Indo to move to “leaky” paywall model

Irish Independent stand. Picture by ‘Forzadagro’ and used under a Flickr Creative Commons licence

There’s so much media news in today’s dailies it’s hard to know where to begin. I’m going to largely ignore the JNLRs because (a) I’m no broadcasting expert and (b) there’s no great shift in the figures, so it’s not that big a deal. Probably the confirmation of a fairly open secret by the editor of the Irish Independent Stephen Rae that the Indo would begin charging for online content via what he termed a “leaky” paywall is the most significant.

Read stories about it from the Indo by Ciaran Byrne and the Times by Laura Slattery.

It’s the first of the national dailies in Ireland to jump, and the move was inevitable. It’s the right decision, and probably at the right time. Under Rae’s editorship, the newspaper has slowed but not stopped the circulation decline (the drop in the latest ABCs was in percentage terms lower than in previous years) and the the Indo is now selling on average 124,000 daily copies. The new Indo website is a considerable improvement on what came before it, and the fact that The Irish Times re-designed site has become so cumbersome probably does the Indo no harm. What Rae needs to do is to continue to produce a strong daily newspaper, offer a substantially different premise online, and bring readers with him. He’s right that trust is the key issue, but it’s not easy to do. It was significant Rae re-positioned the newspaper as a news organisation rather than a ‘newspaper’ – this is a real signal that the Indo is finally taking digital seriously, and sees it as the future. He told an audience at a Public Relations Institute of Ireland (PRII) conference that the challenge is to remain a trusted brand. He is of course right, but his other significant challenge is to make it pay – that’s actually going to be the far more difficult task.

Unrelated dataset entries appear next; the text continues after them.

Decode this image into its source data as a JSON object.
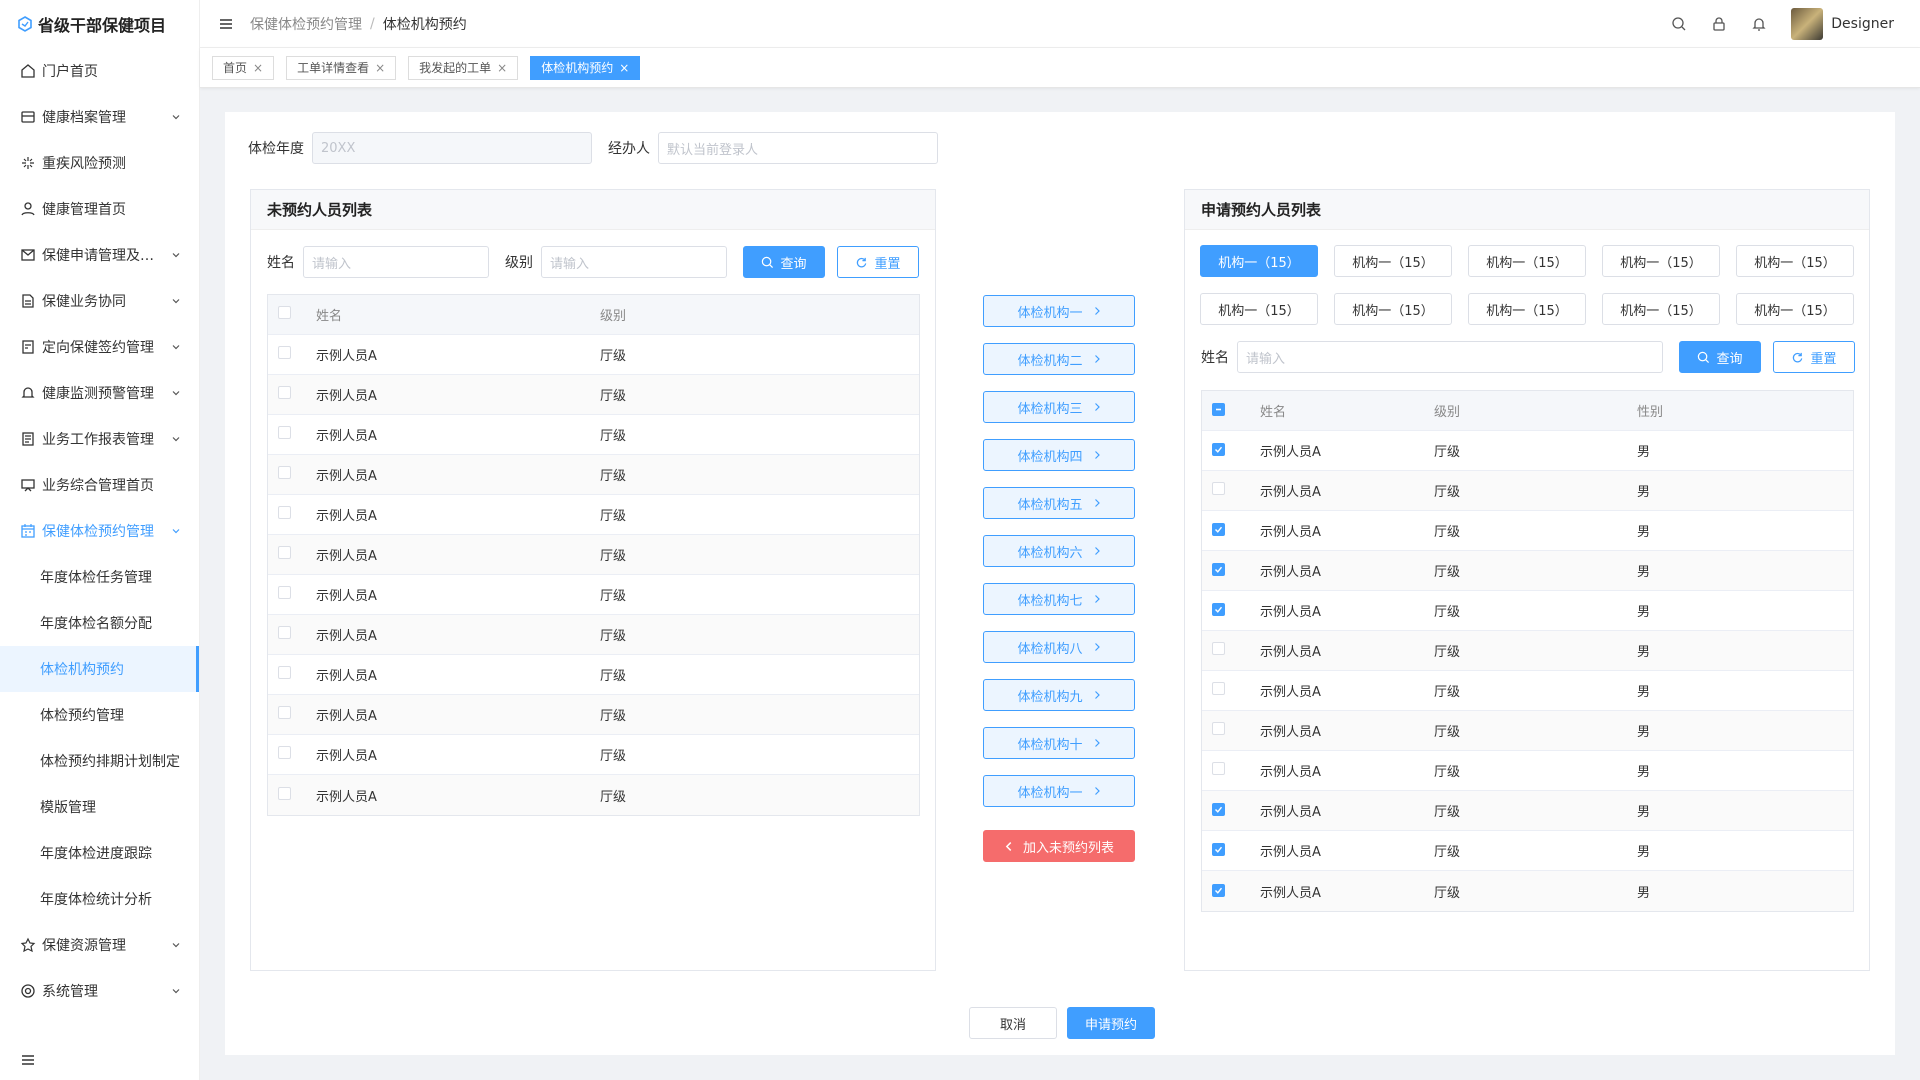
{
  "app": {
    "title": "省级干部保健项目"
  },
  "sidebar": {
    "items": [
      {
        "label": "门户首页",
        "icon": "home-icon",
        "arrow": false
      },
      {
        "label": "健康档案管理",
        "icon": "archive-icon",
        "arrow": true
      },
      {
        "label": "重疾风险预测",
        "icon": "sparkle-icon",
        "arrow": false
      },
      {
        "label": "健康管理首页",
        "icon": "user-icon",
        "arrow": false
      },
      {
        "label": "保健申请管理及…",
        "icon": "mail-icon",
        "arrow": true
      },
      {
        "label": "保健业务协同",
        "icon": "document-icon",
        "arrow": true
      },
      {
        "label": "定向保健签约管理",
        "icon": "contract-icon",
        "arrow": true
      },
      {
        "label": "健康监测预警管理",
        "icon": "bell-icon",
        "arrow": true
      },
      {
        "label": "业务工作报表管理",
        "icon": "report-icon",
        "arrow": true
      },
      {
        "label": "业务综合管理首页",
        "icon": "board-icon",
        "arrow": false
      },
      {
        "label": "保健体检预约管理",
        "icon": "calendar-icon",
        "arrow": true
      }
    ],
    "subitems": [
      {
        "label": "年度体检任务管理"
      },
      {
        "label": "年度体检名额分配"
      },
      {
        "label": "体检机构预约"
      },
      {
        "label": "体检预约管理"
      },
      {
        "label": "体检预约排期计划制定"
      },
      {
        "label": "模版管理"
      },
      {
        "label": "年度体检进度跟踪"
      },
      {
        "label": "年度体检统计分析"
      }
    ],
    "bottom_items": [
      {
        "label": "保健资源管理",
        "icon": "star-icon"
      },
      {
        "label": "系统管理",
        "icon": "settings-icon"
      }
    ]
  },
  "header": {
    "breadcrumb_parent": "保健体检预约管理",
    "breadcrumb_sep": "/",
    "breadcrumb_current": "体检机构预约",
    "username": "Designer"
  },
  "tabs": [
    {
      "label": "首页",
      "active": false
    },
    {
      "label": "工单详情查看",
      "active": false
    },
    {
      "label": "我发起的工单",
      "active": false
    },
    {
      "label": "体检机构预约",
      "active": true
    }
  ],
  "form": {
    "year_label": "体检年度",
    "year_placeholder": "20XX",
    "handler_label": "经办人",
    "handler_placeholder": "默认当前登录人"
  },
  "left_panel": {
    "title": "未预约人员列表",
    "name_label": "姓名",
    "name_placeholder": "请输入",
    "level_label": "级别",
    "level_placeholder": "请输入",
    "search_label": "查询",
    "reset_label": "重置",
    "columns": [
      "姓名",
      "级别"
    ],
    "rows": [
      [
        "示例人员A",
        "厅级"
      ],
      [
        "示例人员A",
        "厅级"
      ],
      [
        "示例人员A",
        "厅级"
      ],
      [
        "示例人员A",
        "厅级"
      ],
      [
        "示例人员A",
        "厅级"
      ],
      [
        "示例人员A",
        "厅级"
      ],
      [
        "示例人员A",
        "厅级"
      ],
      [
        "示例人员A",
        "厅级"
      ],
      [
        "示例人员A",
        "厅级"
      ],
      [
        "示例人员A",
        "厅级"
      ],
      [
        "示例人员A",
        "厅级"
      ],
      [
        "示例人员A",
        "厅级"
      ]
    ]
  },
  "middle": {
    "org_buttons": [
      "体检机构一",
      "体检机构二",
      "体检机构三",
      "体检机构四",
      "体检机构五",
      "体检机构六",
      "体检机构七",
      "体检机构八",
      "体检机构九",
      "体检机构十",
      "体检机构一"
    ],
    "add_back_label": "加入未预约列表"
  },
  "right_panel": {
    "title": "申请预约人员列表",
    "institutions": [
      {
        "label": "机构一（15）",
        "active": true
      },
      {
        "label": "机构一（15）",
        "active": false
      },
      {
        "label": "机构一（15）",
        "active": false
      },
      {
        "label": "机构一（15）",
        "active": false
      },
      {
        "label": "机构一（15）",
        "active": false
      },
      {
        "label": "机构一（15）",
        "active": false
      },
      {
        "label": "机构一（15）",
        "active": false
      },
      {
        "label": "机构一（15）",
        "active": false
      },
      {
        "label": "机构一（15）",
        "active": false
      },
      {
        "label": "机构一（15）",
        "active": false
      }
    ],
    "name_label": "姓名",
    "name_placeholder": "请输入",
    "search_label": "查询",
    "reset_label": "重置",
    "columns": [
      "姓名",
      "级别",
      "性别"
    ],
    "rows": [
      {
        "cells": [
          "示例人员A",
          "厅级",
          "男"
        ],
        "checked": true
      },
      {
        "cells": [
          "示例人员A",
          "厅级",
          "男"
        ],
        "checked": false
      },
      {
        "cells": [
          "示例人员A",
          "厅级",
          "男"
        ],
        "checked": true
      },
      {
        "cells": [
          "示例人员A",
          "厅级",
          "男"
        ],
        "checked": true
      },
      {
        "cells": [
          "示例人员A",
          "厅级",
          "男"
        ],
        "checked": true
      },
      {
        "cells": [
          "示例人员A",
          "厅级",
          "男"
        ],
        "checked": false
      },
      {
        "cells": [
          "示例人员A",
          "厅级",
          "男"
        ],
        "checked": false
      },
      {
        "cells": [
          "示例人员A",
          "厅级",
          "男"
        ],
        "checked": false
      },
      {
        "cells": [
          "示例人员A",
          "厅级",
          "男"
        ],
        "checked": false
      },
      {
        "cells": [
          "示例人员A",
          "厅级",
          "男"
        ],
        "checked": true
      },
      {
        "cells": [
          "示例人员A",
          "厅级",
          "男"
        ],
        "checked": true
      },
      {
        "cells": [
          "示例人员A",
          "厅级",
          "男"
        ],
        "checked": true
      }
    ]
  },
  "footer": {
    "cancel_label": "取消",
    "submit_label": "申请预约"
  },
  "colors": {
    "primary": "#409eff",
    "danger": "#f56c6c"
  }
}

There are a couple of key things the Indo needs to increasingly do in the digital sphere, multimedia content is probably the most important of those. Along with print, video needs to be front and centre, with digital content driving readers for added value to the print edition and vice versa. Rae had positioned himself as an editor who understands digital, but he is also a hands-on backdesk editor. Word from the floor of the newsroom is that he is a joy to work with, and has a real grá for news. He now needs to beef up online. To do that he probably needs to offer a fairly substantially different package to what the paper currently offers, as well as providing a digital version of the paper. For example, the Indo needs to recognise the Journal as a real threat, and while it may not want to compete with it exactly in that space, it would be commercially foolish and editorially a mistake to ignore just how popular the Journal now is. Rae also needs strong data journalists, savvy editorial techies, snappy bloggers and sharp video reporters and editors – all that costs money of course, which is why the porus paywall is the right decision. If he offers a package worth paying for, I’ll be the first to sign up.

Incidentally, much is being made this morning on Twitter of Rae’s use of ‘mojo’ to refer to the company’s team of online and multimedia reporters. The term has been around for quite a while, the BBC have used it for at least three or four years. Not sure why the Twitterati in Ireland are getting so excited about it.